I find it rather strange that a country which...
- has such a low population density relative to its land mass,
- has so much uninhabited wilderness / desert,
- has such a high sunshine record,
... isn't totally self-sufficient in solar power.
Proponents of mass installation of solar electric panels always neglect some 'minor' issues with solar panels: Dust, hail and lightning.
'Dust' (and the cleaning cost) doesn't need an illustration, but for the other two:
http://joannenova.com.au/2018/12/sydney-hail-storm-just-how-hailproof-are-those-solar-panels/ http://everist.org/NobLog/20160504_solar_panels_vs_emp.htm Note that wasn't a direct lightning strike, it was damage from the EMP of a nearby strike. A few houses away I think. Also note that any solution to that 'burned diodes' problem, tends to get quite complicated - and therefore expensive and unreliable.
Another real issue is panel lifetime energy return on energy invested, and how long it takes solar panels to generate the amount of electricity it took to manufacture them. Like all renewables, the EROEI is hard to estimate because product operating life estimates always neglect real world maintenance and failure factors. So tend to be unrealistically optimistic.
While the energy cost of manufacture (and the real economic cost) is obscured due to the panels being made in China (therefore effectively subsidized by political factors such as Chinese Gov control over the exchange rate, and ignoring environmental issues like industrial pollution), and also our local government subsidies for installation and operation.
Btw, for anyone thinking the recent 'heat wave' was anything special:
http://joannenova.com.au/2019/01/forgotten-history-50-degrees-everywhere-right-across-australia-in-the-1800s/Typical:
http://joannenova.com.au/2018/12/new-report-renewables-indirectly-make-electricity-more-expensive-so-abc-tells-australia-the-opposite/Oh, and I see the 'nuclear power is the answer' idea is popping up again. There are two replies to that.
One is, do some research on EROEI estimates for nuclear power plants, over full lifetime of the systems. That includes dismantling the reactors at end-of-life, and storing the waste safely for a few hundred thousand years. Guess what? It's probably negative.
Second answer, and the one that terminates the nuclear fission plants issue absolutely and permanently as far as I'm concerned, is 'natural disasters'. That includes
* Tectonic tsunamis (see Fukushima. Do you have any idea how bad that is? Complete cluster-f*ck, THREE total meltdowns, cores in the ground, right next to the Pacific Ocean, no possibility of stopping groundwater flow to the ocean.

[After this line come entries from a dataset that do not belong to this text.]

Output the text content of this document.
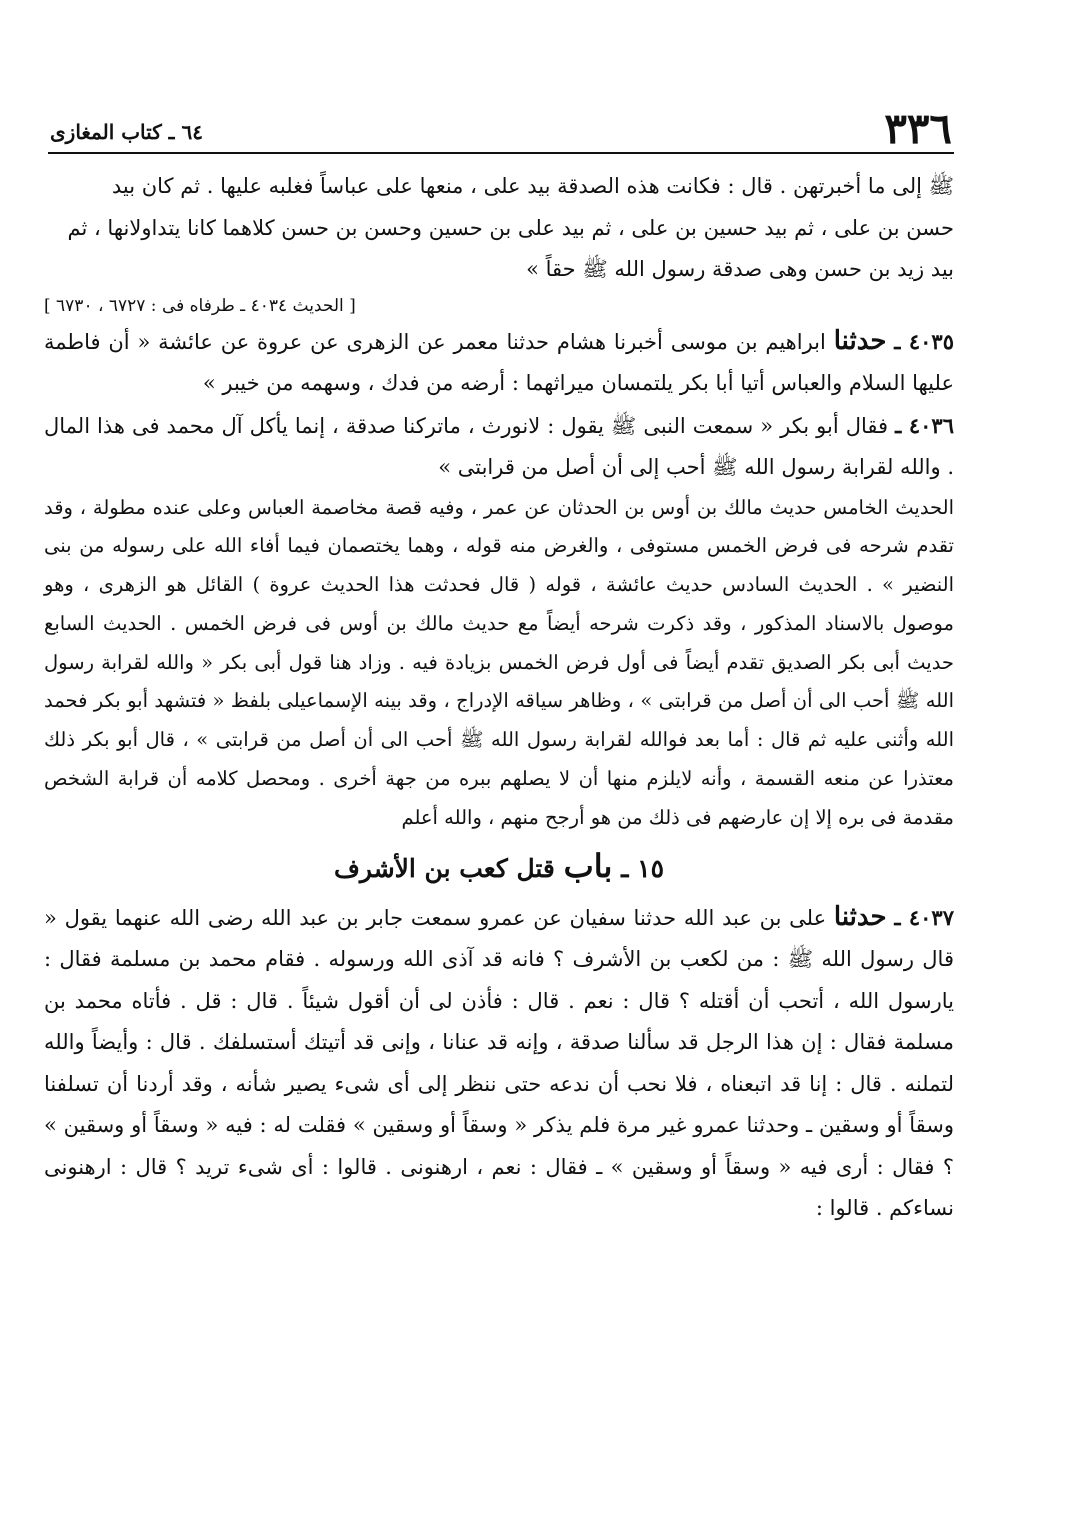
٣٣٦
٦٤ ـ كتاب المغازى

ﷺ إلى ما أخبرتهن . قال : فكانت هذه الصدقة بيد على ، منعها على عباساً فغلبه عليها . ثم كان بيد

حسن بن على ، ثم بيد حسين بن على ، ثم بيد على بن حسين وحسن بن حسن كلاهما كانا يتداولانها ، ثم

بيد زيد بن حسن وهى صدقة رسول الله ﷺ حقاً »

[ الحديث ٤٠٣٤ ـ طرفاه فى : ٦٧٢٧ ، ٦٧٣٠ ]

٤٠٣٥ ـ حدثنا ابراهيم بن موسى أخبرنا هشام حدثنا معمر عن الزهرى عن عروة عن عائشة « أن فاطمة عليها السلام والعباس أتيا أبا بكر يلتمسان ميراثهما : أرضه من فدك ، وسهمه من خيبر »

٤٠٣٦ ـ فقال أبو بكر « سمعت النبى ﷺ يقول : لانورث ، ماتركنا صدقة ، إنما يأكل آل محمد فى هذا المال . والله لقرابة رسول الله ﷺ أحب إلى أن أصل من قرابتى »

الحديث الخامس حديث مالك بن أوس بن الحدثان عن عمر ، وفيه قصة مخاصمة العباس وعلى عنده مطولة ، وقد تقدم شرحه فى فرض الخمس مستوفى ، والغرض منه قوله ، وهما يختصمان فيما أفاء الله على رسوله من بنى النضير » . الحديث السادس حديث عائشة ، قوله ( قال فحدثت هذا الحديث عروة ) القائل هو الزهرى ، وهو موصول بالاسناد المذكور ، وقد ذكرت شرحه أيضاً مع حديث مالك بن أوس فى فرض الخمس . الحديث السابع حديث أبى بكر الصديق تقدم أيضاً فى أول فرض الخمس بزيادة فيه . وزاد هنا قول أبى بكر « والله لقرابة رسول الله ﷺ أحب الى أن أصل من قرابتى » ، وظاهر سياقه الإدراج ، وقد بينه الإسماعيلى بلفظ « فتشهد أبو بكر فحمد الله وأثنى عليه ثم قال : أما بعد فوالله لقرابة رسول الله ﷺ أحب الى أن أصل من قرابتى » ، قال أبو بكر ذلك معتذرا عن منعه القسمة ، وأنه لايلزم منها أن لا يصلهم ببره من جهة أخرى . ومحصل كلامه أن قرابة الشخص مقدمة فى بره إلا إن عارضهم فى ذلك من هو أرجح منهم ، والله أعلم

١٥ ـ باب قتل كعب بن الأشرف

٤٠٣٧ ـ حدثنا على بن عبد الله حدثنا سفيان عن عمرو سمعت جابر بن عبد الله رضى الله عنهما يقول « قال رسول الله ﷺ : من لكعب بن الأشرف ؟ فانه قد آذى الله ورسوله . فقام محمد بن مسلمة فقال : يارسول الله ، أتحب أن أقتله ؟ قال : نعم . قال : فأذن لى أن أقول شيئاً . قال : قل . فأتاه محمد بن مسلمة فقال : إن هذا الرجل قد سألنا صدقة ، وإنه قد عنانا ، وإنى قد أتيتك أستسلفك . قال : وأيضاً والله لتملنه . قال : إنا قد اتبعناه ، فلا نحب أن ندعه حتى ننظر إلى أى شىء يصير شأنه ، وقد أردنا أن تسلفنا وسقاً أو وسقين ـ وحدثنا عمرو غير مرة فلم يذكر « وسقاً أو وسقين » فقلت له : فيه « وسقاً أو وسقين » ؟ فقال : أرى فيه « وسقاً أو وسقين » ـ فقال : نعم ، ارهنونى . قالوا : أى شىء تريد ؟ قال : ارهنونى نساءكم . قالوا :
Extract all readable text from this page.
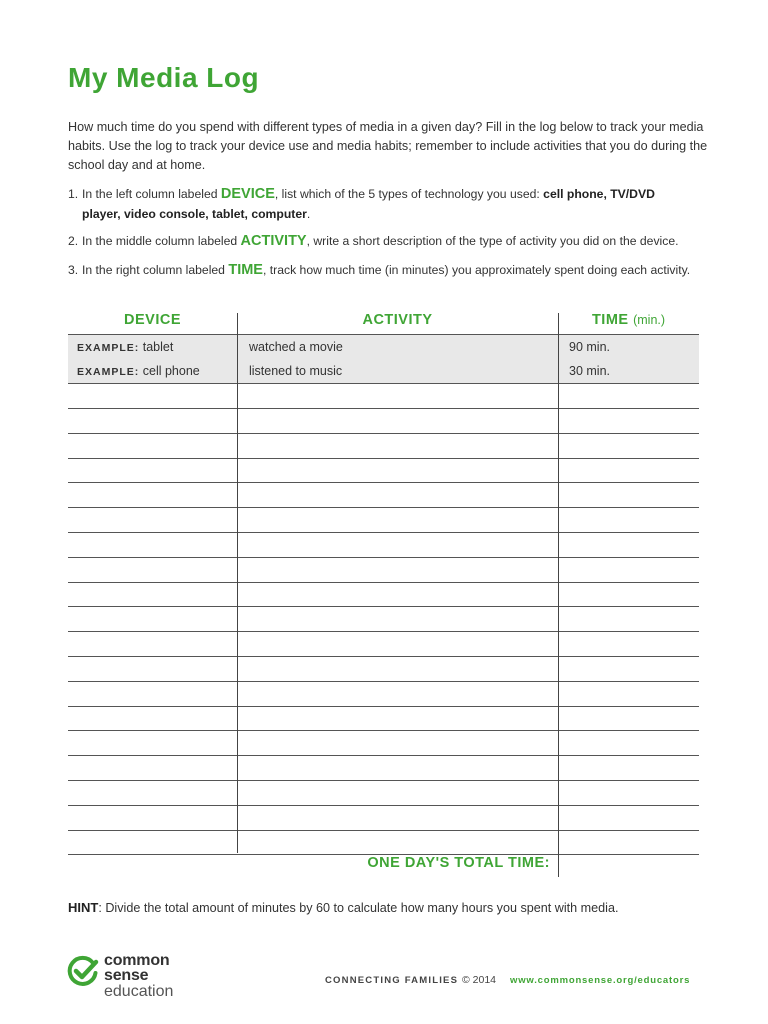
My Media Log
How much time do you spend with different types of media in a given day? Fill in the log below to track your media habits. Use the log to track your device use and media habits; remember to include activities that you do during the school day and at home.
1. In the left column labeled DEVICE, list which of the 5 types of technology you used: cell phone, TV/DVD
player, video console, tablet, computer.
2. In the middle column labeled ACTIVITY, write a short description of the type of activity you did on the device.
3. In the right column labeled TIME, track how much time (in minutes) you approximately spent doing each activity.
DEVICE	ACTIVITY	TIME (min.)
EXAMPLE: tablet	watched a movie	90 min.
EXAMPLE: cell phone	listened to music	30 min.
ONE DAY'S TOTAL TIME:
HINT: Divide the total amount of minutes by 60 to calculate how many hours you spent with media.
common
sense
education
CONNECTING FAMILIES © 2014 www.commonsense.org/educators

* Subsidence tsunamis See Hawaii Hilina Slump
* Meteorite impacts. Few people are aware how frequent these are historically. Everyone's heard of the 63 million years ago Dinosaur Age terminator impact, but who has heard of these:
Hiawatha crater in Greenland (about 12,000 years ago, wrecked the entire planet, likely the cause of a known human species genetic bottleneck sometime-ish around then. Meaning, we almost got wiped out.
The 12,000 Year old Comet that Landed on TEDTalks…and Erased Ancient Civilization - Greenland Crater
Maybe the same one:
http://wattsupwiththat.com/2014/08/29/younger-dryas-climate-event-solved-via-nanodiamonds-it-was-a-planetary-impact-event/ Younger Dryas climate event solved via nanodiamonds – it was a planetary impact event. 12,800 years ago.
Umm al Binni lake/crater. Around 2200 BCE
https://en.wikipedia.org/wiki/Umm_al_Binni_lake Tunguska, Siberia 1908 Just an airburst meteor. Lucky there wasn't a nuclear plant anywhere in the flattened area.
Kebira crater
https://earthobservatory.nasa.gov/images/6351/kebira-crater 100M.y ?
http://www.abc.net.au/news/2015-03-23/worlds-largest-asteroid-impact-zone-found-in-central-australia/6341408 World's largest asteroid impact zone believed uncovered by ANU researchers in central Australia
New Zealand, 40,000 years ago. On the nth end of the South Island. Something caused a huge tsunami that flattened the Kaori forest right across the island, burying it under many meters of ocean sediment.
Then there's supervolcanoes. Yellowstone isn't the only one, there are several such sites on Earth.
The point being that such mega-natural disasters put a kink in life on Earth each time, but they don't ELIMINATE it. However, add dozens or hundreds of nuclear power plants, weapons and high level nuclear waste dumps smeared across the landscape at the same time, totally beyond human resources to do anything about it, and that very well could end all higher life forms on Earth. Highly raised background radiation level would suck. Even if it didn't kill everything directly, it would shift the genetic defects vs evolutionary error weeding-out balance into the negative, resulting in rapid devolution. And a whole lot of sorrow and tragedy for the human race as they went extinct via birth defects and general ecological collapse.
This is why we MUST NOT USE nuclear fission power. Not on Earth, ever.
Nuclear fusion, if we ever get it working and it can be done without significant long-life waste products, is another matter.